ABN Amro rose 2% at 10:20 a.m. in Amsterdam trading, paring losses this year to 19%.

Operating income rose 8.8% from a year earlier, as ABN Amro continued to see growth in its mortgage and corporate loan books, rising fees and inflows in its wealth management business.

Net interest income, a key driver of profits at other European banks last quarter, declined to 1.27 billion euros last quarter, from 1.31 billion euros a year earlier, on higher hedging costs and lower prepayment penalties. 

Operating expenses rose 7.6% from a year earlier, reflecting costs to fix money-laundering controls that Swaak, a former PwC Netherlands chairman with experience advising organizations on anti-money-laundering initiatives, had already flagged with first-quarter results.

“We’re having to provision it all upfront,” Chief Financial Officer Lars Kramer said in a phone interview. “And basically what this means is we’re having to keep people on board for longer until middle to end of next year to get the remediation done.”

Headcount increased by 440 year-on-year, largely because of hiring for its AML unit, it said in its quarterly report.
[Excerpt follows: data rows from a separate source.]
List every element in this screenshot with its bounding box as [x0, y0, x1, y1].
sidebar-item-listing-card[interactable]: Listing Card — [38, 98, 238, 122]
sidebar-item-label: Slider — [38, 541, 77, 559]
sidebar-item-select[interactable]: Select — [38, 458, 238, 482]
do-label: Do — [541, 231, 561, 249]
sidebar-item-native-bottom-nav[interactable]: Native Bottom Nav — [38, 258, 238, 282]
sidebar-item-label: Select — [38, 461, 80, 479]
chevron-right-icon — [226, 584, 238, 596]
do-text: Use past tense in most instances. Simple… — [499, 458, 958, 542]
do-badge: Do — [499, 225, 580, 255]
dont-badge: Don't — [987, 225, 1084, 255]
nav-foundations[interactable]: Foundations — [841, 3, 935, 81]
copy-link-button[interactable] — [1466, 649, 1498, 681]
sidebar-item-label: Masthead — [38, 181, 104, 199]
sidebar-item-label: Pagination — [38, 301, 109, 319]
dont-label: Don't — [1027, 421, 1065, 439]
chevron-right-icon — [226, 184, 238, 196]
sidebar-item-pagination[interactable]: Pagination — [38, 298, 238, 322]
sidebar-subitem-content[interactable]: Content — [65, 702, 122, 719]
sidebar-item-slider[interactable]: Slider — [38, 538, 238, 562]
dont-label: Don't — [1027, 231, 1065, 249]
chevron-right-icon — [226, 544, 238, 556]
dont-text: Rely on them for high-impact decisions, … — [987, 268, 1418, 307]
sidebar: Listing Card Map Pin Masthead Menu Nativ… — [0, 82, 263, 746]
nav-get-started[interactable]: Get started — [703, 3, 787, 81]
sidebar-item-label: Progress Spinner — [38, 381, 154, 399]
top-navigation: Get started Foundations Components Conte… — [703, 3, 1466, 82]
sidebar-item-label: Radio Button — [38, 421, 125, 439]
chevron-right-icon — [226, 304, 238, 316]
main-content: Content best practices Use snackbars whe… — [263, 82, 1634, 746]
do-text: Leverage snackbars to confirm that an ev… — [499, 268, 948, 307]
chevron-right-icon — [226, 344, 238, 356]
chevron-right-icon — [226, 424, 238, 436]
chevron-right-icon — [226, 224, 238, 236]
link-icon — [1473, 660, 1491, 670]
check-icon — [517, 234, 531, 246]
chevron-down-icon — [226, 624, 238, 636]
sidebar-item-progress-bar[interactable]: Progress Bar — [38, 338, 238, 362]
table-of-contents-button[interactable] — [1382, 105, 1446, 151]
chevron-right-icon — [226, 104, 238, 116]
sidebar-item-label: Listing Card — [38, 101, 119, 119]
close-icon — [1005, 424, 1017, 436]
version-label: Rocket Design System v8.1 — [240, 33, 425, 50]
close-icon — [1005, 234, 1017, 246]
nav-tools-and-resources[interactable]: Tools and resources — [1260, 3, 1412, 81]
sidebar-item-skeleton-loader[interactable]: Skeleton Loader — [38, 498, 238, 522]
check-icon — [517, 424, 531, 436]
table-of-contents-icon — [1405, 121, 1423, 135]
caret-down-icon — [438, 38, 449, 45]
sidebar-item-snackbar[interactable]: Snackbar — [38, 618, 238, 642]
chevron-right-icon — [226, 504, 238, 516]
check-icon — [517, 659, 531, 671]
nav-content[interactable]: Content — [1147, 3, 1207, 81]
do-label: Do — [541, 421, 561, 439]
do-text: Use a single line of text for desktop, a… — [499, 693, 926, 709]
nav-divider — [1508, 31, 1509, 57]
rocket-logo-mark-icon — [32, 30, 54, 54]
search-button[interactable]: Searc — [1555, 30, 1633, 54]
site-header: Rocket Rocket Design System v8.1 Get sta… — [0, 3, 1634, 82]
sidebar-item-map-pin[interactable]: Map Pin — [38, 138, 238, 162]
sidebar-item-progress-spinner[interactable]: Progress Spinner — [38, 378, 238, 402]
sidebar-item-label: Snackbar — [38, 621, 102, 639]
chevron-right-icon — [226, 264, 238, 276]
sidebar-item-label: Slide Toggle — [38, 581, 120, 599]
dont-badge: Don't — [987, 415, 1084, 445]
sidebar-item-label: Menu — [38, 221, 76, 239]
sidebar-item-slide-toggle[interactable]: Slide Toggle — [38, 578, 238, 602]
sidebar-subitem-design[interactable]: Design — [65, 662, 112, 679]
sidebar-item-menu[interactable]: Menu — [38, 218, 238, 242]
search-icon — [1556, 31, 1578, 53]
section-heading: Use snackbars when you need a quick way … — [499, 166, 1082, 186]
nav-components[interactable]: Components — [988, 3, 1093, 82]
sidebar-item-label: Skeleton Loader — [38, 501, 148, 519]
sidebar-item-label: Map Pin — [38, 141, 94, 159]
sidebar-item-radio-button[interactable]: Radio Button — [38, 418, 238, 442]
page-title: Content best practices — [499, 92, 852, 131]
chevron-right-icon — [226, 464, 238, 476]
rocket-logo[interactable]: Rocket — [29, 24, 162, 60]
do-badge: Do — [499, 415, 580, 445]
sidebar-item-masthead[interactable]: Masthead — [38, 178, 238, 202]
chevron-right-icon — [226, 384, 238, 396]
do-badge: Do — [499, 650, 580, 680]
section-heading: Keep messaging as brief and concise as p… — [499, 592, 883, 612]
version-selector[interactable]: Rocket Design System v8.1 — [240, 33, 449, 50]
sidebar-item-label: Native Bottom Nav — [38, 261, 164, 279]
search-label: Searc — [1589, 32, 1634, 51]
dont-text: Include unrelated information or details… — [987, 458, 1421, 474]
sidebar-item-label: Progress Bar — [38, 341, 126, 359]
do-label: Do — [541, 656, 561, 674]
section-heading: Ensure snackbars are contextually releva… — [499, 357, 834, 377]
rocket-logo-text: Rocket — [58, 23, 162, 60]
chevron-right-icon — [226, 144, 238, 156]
That was part of the reason why personnel expenses rose 40 million euros in the first half of the year on the same period in 2021. 

The buyback announced Wednesday, of as much as 250 million euros worth of shares, is contingent upon the Dutch government selling down its stake in ABN Amro, which was bailed out in the financial crisis. It comes on top of a 500 million-euro plan outlined at the start of the year.